MESSL masks are here: /scratch/mim/chime3/messlMcMvdrMrf.2Hard5Lbp4Slate/
For dt05_simu evaluation:
the average SDR is 0.811886 the average OPS is 54.909057 the average SIR is Inf the average ISR is 1.101032 the average SAR is 18.400806 The link for the spreadsheet: Evaluation
Thanks. Two things:
Okay. The reference for dt05_simu I used is the MVDR output audio files. They are stored in "/home/data/CHiME3/data/audio/16kHz/local/messl-mvdr-output/wav/"
The estimate files are in "/scratch/near/replayMessl/wav". I listened to one audio, it's interesting that the left ear's noise has been reduced, but the right ear's has not. I will check the mask*spectrogram part in the code.
The first channel is the output of the beamformer with the mask-based post-filter applied. The second channel is just the output of the beamformer with no post-filter. You should only run PEASS on one of the channels at a time. Use the first channel. I'll modify mvdrSoudenMulti not to do this, because it's caused a bunch of problems.
It seems modifying PEASS code by only using the first channel is not so easy... So I just wait for your modification and rerun it again.
Ok, in afffb8c1fc47a6860bedf0f8e36ca88a453a9ba4 I removed the extra channels. There should just be one channel in the output of stubI_replayMessl
(although I haven't tested it yet).
The reference of simulated data should be the MVDR (without channel 0) output of audio recorded in booth, right? How can I get the MVDR result without using channel 0?
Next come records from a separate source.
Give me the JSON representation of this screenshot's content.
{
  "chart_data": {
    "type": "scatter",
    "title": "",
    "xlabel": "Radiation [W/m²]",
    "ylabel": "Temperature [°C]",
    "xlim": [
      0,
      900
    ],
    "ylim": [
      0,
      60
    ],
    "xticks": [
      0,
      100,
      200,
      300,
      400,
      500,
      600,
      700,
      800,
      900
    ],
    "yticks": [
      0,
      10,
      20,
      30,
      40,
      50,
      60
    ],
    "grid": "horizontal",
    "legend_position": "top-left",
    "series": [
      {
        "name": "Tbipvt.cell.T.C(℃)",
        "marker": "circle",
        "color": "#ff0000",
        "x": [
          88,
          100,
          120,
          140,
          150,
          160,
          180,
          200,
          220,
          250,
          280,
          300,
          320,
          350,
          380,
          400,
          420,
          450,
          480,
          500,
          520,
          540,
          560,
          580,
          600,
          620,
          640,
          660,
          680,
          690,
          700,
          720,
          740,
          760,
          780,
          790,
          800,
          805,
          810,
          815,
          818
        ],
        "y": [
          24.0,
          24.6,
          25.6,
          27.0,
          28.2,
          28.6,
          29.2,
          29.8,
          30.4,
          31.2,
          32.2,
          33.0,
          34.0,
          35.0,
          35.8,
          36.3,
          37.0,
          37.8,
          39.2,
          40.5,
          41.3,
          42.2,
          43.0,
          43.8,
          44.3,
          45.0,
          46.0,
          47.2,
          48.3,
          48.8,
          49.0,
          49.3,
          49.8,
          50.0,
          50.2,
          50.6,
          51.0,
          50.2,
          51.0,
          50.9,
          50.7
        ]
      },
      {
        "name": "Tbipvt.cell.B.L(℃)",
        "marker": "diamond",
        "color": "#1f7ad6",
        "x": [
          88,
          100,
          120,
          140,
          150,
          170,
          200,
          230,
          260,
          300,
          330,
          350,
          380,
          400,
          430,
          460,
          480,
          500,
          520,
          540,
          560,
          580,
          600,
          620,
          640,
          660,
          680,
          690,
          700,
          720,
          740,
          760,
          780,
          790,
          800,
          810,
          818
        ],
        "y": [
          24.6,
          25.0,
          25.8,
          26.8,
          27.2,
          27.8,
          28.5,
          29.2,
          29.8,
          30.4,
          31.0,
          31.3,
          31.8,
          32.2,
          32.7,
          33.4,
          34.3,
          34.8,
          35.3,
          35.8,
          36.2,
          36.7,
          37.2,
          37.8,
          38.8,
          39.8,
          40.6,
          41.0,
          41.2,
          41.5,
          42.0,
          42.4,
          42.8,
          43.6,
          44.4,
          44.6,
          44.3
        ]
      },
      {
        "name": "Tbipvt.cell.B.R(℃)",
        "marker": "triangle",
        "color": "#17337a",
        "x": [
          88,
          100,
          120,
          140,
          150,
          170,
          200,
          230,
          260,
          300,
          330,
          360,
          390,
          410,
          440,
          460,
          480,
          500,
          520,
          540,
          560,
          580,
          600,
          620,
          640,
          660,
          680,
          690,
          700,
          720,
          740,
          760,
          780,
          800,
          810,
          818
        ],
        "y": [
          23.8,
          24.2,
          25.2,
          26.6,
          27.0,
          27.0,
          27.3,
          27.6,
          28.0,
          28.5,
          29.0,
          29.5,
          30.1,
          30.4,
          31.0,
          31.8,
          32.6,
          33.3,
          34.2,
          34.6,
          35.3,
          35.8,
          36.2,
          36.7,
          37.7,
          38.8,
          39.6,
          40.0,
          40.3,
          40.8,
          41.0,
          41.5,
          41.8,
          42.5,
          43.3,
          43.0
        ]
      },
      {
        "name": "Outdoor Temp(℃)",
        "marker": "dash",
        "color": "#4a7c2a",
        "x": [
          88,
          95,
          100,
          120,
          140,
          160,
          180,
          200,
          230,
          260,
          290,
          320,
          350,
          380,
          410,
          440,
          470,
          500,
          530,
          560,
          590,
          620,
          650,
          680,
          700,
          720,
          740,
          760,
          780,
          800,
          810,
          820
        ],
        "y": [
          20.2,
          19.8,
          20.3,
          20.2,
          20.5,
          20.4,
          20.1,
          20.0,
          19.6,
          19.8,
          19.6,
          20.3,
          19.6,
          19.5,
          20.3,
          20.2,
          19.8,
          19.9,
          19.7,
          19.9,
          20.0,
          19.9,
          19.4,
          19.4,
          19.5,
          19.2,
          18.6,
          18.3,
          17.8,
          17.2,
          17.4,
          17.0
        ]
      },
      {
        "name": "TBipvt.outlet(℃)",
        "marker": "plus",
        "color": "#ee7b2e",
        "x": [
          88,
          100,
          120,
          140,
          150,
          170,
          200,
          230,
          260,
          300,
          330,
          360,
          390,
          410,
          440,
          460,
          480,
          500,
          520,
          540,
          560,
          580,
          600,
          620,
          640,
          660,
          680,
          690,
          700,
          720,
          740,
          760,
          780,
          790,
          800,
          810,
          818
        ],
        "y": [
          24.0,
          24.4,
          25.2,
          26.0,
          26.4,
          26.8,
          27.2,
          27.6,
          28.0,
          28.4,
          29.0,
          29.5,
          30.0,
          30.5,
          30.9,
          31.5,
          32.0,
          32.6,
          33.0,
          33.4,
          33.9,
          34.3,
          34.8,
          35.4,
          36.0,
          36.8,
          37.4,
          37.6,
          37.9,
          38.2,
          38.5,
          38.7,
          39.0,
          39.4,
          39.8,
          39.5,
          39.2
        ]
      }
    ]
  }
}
For training data, the reference for simulated data should be the original wsj0 files, which are in tr05_org. For the dev and eval sets, yes, use the supervised mvdr of the booth files. Those use channel 0 for controlling the mvdr. So I'm not sure I understand your question. In stubI_supervisedMvdr, you can use the includeRef argument to control whether channel 0 is used as an input to the beamforming or just used to control the beamforming.
In reading through the PEASS code, it appears that we are using it incorrectly in several ways. First, you need to supply all of the reference files that created the mixture, both speech and noise. Second, it seems like it probably requires the multichannel versions of the original speech and noise (separately). For the simulated recordings, you can use the booth speech and the mixture minus the booth speech to recover the noise. Third, it might require a multichannel output. Try it with the single channel output and see what happens. Also, listen to the intermediate separations it generations for the different components (signal, interference, artifacts). If it throws an error, then try BSS_EVAL instead, which might be able to work in this case (multi-channel references, single-channel output).
Run the LSTM from #4 on the same mixture as MESSL is run on. Combine the masks by averaging them together after MESSL is done running.